Yup, He Really Said That
When Stephen Harper was asked if he was going to be making a stop in Cuba on his South American/Caribbean tour he said he would not and cited Canadian “concerns about certain aspects of governance and human rights in Cuba.”
Then what the heck was he doing in Columbia? Are not right wing death squads worthy of Canadian “concerns” these days?



When I made the point over at Far and Wide that this kind of thing revealed Harper’s ideological bias (”left==bad, right==good”, ignoring the other dimension for now), rather than any principle, Olaf tried to tell me I was being to simplistic.
Yet here is more evidence of just that.

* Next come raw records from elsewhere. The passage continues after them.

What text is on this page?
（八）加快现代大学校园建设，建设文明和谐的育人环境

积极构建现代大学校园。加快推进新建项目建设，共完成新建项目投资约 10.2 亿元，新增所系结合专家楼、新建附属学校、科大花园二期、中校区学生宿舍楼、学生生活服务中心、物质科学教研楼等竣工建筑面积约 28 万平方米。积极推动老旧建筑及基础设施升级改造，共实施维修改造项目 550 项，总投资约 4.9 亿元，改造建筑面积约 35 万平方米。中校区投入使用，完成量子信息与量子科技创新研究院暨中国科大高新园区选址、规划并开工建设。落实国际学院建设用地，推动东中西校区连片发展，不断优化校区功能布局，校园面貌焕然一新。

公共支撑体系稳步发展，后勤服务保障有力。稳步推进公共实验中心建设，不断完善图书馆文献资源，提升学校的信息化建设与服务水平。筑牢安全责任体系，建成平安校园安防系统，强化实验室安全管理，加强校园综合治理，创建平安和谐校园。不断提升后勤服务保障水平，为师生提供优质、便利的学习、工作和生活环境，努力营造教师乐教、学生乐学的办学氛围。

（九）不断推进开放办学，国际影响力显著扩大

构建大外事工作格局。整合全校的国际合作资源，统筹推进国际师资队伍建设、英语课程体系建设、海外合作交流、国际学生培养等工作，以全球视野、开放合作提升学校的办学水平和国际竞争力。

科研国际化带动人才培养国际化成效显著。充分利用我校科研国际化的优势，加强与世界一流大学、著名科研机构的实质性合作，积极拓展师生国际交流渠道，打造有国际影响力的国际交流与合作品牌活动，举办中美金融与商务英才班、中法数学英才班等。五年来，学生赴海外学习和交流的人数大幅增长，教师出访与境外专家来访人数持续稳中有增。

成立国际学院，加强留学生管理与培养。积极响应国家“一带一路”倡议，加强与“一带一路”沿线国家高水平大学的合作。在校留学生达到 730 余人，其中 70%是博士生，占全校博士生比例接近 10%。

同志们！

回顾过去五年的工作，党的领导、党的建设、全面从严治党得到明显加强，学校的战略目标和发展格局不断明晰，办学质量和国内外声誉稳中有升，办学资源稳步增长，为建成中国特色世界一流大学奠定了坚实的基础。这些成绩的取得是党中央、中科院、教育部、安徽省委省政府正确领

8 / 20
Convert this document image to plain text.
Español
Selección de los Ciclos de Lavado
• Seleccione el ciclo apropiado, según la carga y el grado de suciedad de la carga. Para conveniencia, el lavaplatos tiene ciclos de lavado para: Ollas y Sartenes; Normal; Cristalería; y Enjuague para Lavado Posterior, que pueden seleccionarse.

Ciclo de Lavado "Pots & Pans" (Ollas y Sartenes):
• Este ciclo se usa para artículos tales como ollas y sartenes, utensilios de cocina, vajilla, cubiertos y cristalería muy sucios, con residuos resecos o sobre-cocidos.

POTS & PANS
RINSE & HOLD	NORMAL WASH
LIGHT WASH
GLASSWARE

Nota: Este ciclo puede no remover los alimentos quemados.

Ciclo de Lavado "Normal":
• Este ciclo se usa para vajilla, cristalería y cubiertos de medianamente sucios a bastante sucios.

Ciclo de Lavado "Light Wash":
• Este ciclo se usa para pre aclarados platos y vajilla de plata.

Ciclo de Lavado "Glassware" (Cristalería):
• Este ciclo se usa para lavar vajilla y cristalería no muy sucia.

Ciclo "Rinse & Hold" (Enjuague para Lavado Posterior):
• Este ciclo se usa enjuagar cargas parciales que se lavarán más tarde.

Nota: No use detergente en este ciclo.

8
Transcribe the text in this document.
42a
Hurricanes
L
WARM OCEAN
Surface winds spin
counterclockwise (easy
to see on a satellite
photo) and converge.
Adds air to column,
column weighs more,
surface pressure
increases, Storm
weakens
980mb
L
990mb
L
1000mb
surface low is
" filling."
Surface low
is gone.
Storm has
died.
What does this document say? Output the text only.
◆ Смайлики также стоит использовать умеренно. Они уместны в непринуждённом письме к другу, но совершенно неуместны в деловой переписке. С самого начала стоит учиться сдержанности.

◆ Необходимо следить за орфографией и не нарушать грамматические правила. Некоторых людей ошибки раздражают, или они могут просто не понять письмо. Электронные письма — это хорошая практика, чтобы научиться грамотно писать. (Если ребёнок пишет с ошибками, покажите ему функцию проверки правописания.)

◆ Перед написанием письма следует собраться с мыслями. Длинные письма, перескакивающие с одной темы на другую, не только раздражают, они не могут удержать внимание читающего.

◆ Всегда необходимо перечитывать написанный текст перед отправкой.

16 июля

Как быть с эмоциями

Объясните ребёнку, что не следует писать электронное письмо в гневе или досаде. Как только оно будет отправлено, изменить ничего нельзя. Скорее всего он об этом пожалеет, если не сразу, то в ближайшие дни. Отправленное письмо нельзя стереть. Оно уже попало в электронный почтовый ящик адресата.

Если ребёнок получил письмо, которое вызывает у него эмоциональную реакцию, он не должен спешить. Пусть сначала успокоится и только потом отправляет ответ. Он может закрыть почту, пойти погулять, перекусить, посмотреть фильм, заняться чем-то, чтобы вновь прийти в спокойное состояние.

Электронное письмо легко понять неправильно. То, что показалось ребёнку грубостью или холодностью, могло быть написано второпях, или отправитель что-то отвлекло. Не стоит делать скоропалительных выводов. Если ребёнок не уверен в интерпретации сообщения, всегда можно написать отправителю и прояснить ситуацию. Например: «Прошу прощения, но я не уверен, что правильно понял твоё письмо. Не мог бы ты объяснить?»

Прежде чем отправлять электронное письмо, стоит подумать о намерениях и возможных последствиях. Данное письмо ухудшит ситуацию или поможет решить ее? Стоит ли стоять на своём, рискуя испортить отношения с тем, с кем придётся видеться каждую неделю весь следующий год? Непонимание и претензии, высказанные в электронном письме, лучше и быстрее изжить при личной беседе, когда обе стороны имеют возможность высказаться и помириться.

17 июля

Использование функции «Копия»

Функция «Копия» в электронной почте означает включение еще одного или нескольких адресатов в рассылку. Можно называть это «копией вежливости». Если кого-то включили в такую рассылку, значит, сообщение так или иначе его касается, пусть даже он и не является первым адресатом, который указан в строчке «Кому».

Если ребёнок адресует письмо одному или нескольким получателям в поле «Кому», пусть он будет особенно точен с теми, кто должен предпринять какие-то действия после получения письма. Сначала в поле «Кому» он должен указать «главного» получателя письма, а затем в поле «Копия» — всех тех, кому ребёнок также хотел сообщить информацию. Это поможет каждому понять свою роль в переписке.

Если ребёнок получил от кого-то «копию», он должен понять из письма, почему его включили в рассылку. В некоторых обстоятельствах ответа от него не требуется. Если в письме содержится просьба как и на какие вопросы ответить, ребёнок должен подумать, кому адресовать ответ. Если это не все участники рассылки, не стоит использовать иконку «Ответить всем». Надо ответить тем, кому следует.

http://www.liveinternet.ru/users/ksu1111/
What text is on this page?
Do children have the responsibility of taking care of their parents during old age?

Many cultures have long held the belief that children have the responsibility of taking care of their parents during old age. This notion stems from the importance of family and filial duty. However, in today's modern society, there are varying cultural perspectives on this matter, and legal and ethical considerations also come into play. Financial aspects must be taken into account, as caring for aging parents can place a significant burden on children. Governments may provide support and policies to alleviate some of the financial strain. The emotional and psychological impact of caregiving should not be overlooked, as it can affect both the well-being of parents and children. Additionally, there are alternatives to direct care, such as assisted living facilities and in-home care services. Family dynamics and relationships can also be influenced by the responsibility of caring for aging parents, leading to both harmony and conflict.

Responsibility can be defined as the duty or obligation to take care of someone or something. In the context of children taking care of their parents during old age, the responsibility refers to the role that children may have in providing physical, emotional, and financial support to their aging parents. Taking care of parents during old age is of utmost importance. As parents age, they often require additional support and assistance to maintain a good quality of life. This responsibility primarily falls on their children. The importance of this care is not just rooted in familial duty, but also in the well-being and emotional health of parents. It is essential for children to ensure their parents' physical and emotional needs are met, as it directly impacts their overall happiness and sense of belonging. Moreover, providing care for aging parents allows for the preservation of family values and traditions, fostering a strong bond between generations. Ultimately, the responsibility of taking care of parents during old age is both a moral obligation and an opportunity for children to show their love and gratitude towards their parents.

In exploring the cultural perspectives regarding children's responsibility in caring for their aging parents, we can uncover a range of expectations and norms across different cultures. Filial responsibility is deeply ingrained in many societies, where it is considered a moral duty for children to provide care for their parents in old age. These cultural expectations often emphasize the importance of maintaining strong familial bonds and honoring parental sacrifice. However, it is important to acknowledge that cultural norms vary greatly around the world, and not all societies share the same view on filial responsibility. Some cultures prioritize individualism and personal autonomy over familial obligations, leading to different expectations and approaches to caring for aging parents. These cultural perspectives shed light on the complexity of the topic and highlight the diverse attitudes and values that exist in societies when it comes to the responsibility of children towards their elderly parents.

Cuba and China are chided because they are “communist” and therefore left-wing, while supposedly democratic and non-communist countries like Columbia are cotled, even when their human rights abuses are arguably and provably worse.
It harkens back to the old cold war mentality of ’sure he’s a bastard, but he’s our bastard’ mentality that brought thugs like Saddam, Samosa, the Shah and Idi Amin to power…it was wrong then and its wrong now.
Whooee! Harper was yammerin’ about a “third way” an’ how we’re such a shinin’ example of independence even though we’re huggin’ the 49th.
He coulda demonstrated that independence quite nicely by payin’ a visit to Fidel. Sure, the Merkans’d growse a bit but we already got relations with Cuba an’ we ain’t forbidden to go there like most Merkans. That’d be the sorta move that might convince Steve’s new buddyboy from Colombia that he ain’t just a bootlicker fer Dubya.
I don’t really think he needs to be goin’ around kissin’ ass in dictatorville an’ spoutin’ horsepuckey on human rights.
JB
I wonder if his not going to Cuba actually has to do with the fact that such a visit would then leave him vulnerable to arrest if he ever goes to the USA, afterward. And while it might not happen, it could, if some over-zealous border guard wants to embarrass the hell out of both countries. At the very least, it would put Dubya in an interesting position…
Damn, but why doesn’t he go to Cuba?
Perhaps there are few trade prospects with Cuba worth pursuing. He can’t visit every country, and Cuba is in a political climate of difficulty all their own. Certainly it is better to avoid Cuba and maintain good relations with the U.S. than to visit Castro and listen to Marxist nonsense 40 years out of date.